Bucklin

“ROBERT BUCKLIN BLACK!!!”

For the first seventeen years of my life hearing those three words meant one thing: I was in trouble. Almost always coming from the mouth of my mother, if she added “JUNIOR!” to the end, I was in deep trouble. Growing up it was literally the only time my middle name was spoken. It is such an odd middle name (so odd a word that the red squiggly line appears under it every time I type it in this post), a family name, and one I was content to keep to myself. While 99% of the kids I knew had middle names that could also be first names (and sometimes were) mine was Bucklin. I was practicing “Don’t Ask, Don’t Tell” long before the Clinton years.

Upon joining the Marines I quickly discovered middle names couldn’t be hidden. It was mandatory on every piece of paperwork filled out, and the second best thing the military excels at is creating paperwork. Word got around and I quickly discovered how many creative versions my fellow Marines could come up. “Bucky Buckskin” was the favorite. I didn’t do myself any favors by outwardly expressing my embarrassment of my middle name. I fed the monster. This was pre- “Own It” days but I didn’t have the confidence to own it anyway.  A favorite prank when eating out with friends was to leave “Buckskin” as the name while waiting to get seated and watch the looks on the surrounding patrons (or the look on mine) when the hostess called out “Party of four for Buckskin!”

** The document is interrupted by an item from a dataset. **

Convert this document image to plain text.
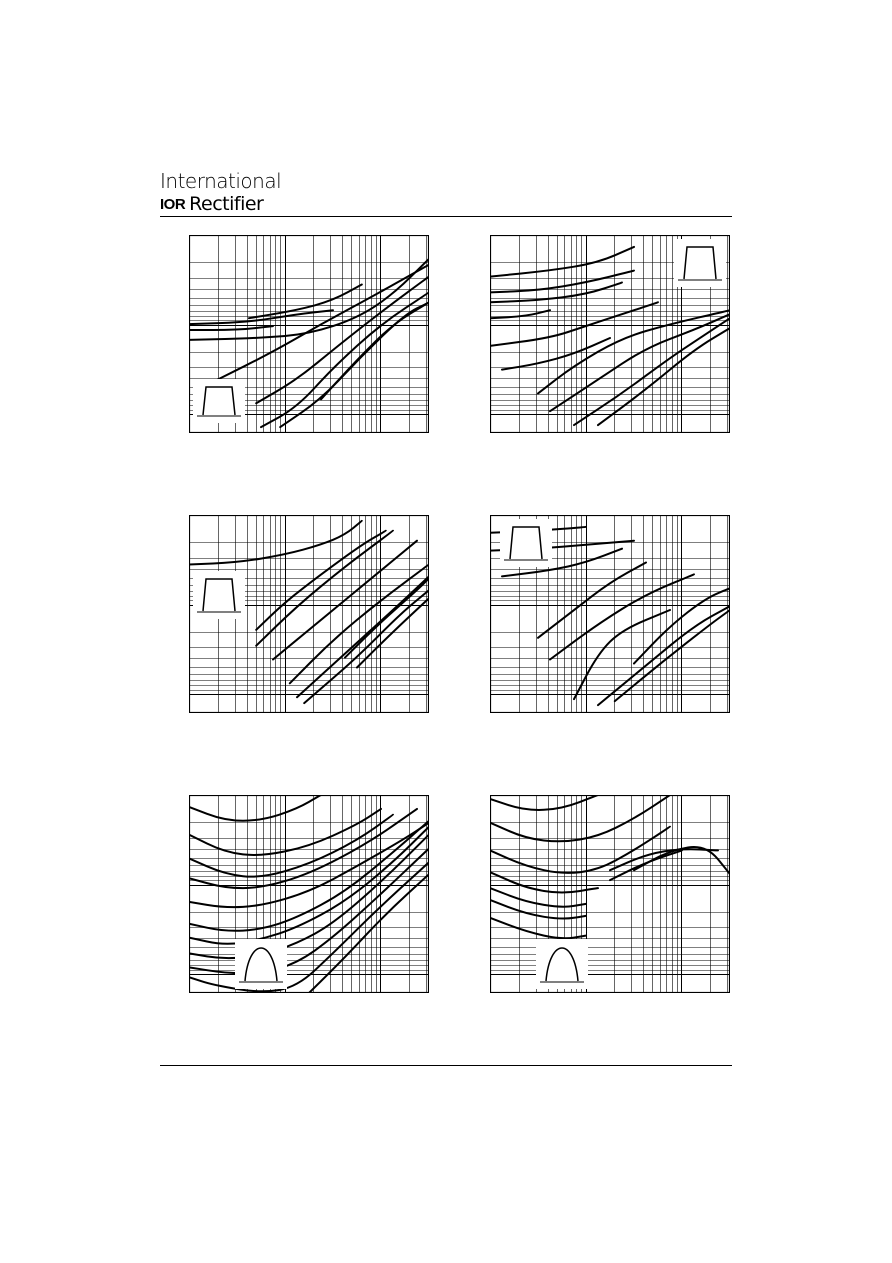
International
IOR Rectifier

After the Marines I buried my middle name. I wrote “B” for my middle name or initial and when people asked (for some reason it is a favorite question of the ladies on dates) I deflected or had the usual volley of–

Date- “What’s your middle name?”

Me-“Bucklin”

Date- “What?”

Me- (sheepishly) “Bucklin……it’s…..a family name.”

Date- “Buckwin?”

Me- “Sure….Buckwin. How’s your blooming onion?”

At my last job my boss found out and took great pleasure in calling me “Robert Bucklin Black”. The first time I smiled and cringed but the more she used it, the more it lost it’s effect. Surprisingly when she stopped using it, I missed it. Robert Bucklin Black. It grew on me.

I could get into the psycho mumbo-jumbo of how I probably subconsciously (or consciously) associated my middle name with being in trouble. Or how a child’s/teen’s desire to not explain a middle name turned into an adult’s embarrassment of his middle name. It’s mumbo-jumbo but it’s probably also true.

So I’m owning it. My middle name is Bucklin. It’s a family name from a previous generation. As I start new adventures and dive into this writing life it seemed appropriate to name this blog after something I once wouldn’t own or didn’t have the confidence to own. No more. I’m taking it back. I’m making it cool. It IS cool.

“Party of four for Buckskin?!”

I’m right here.

Robert Bucklin Black

3 thoughts on “Bucklin

  1. Your heritage is strong in the name Bucklin. Your grandfather Fred Bucklin was one of the finest men I have known. Wear it with pride.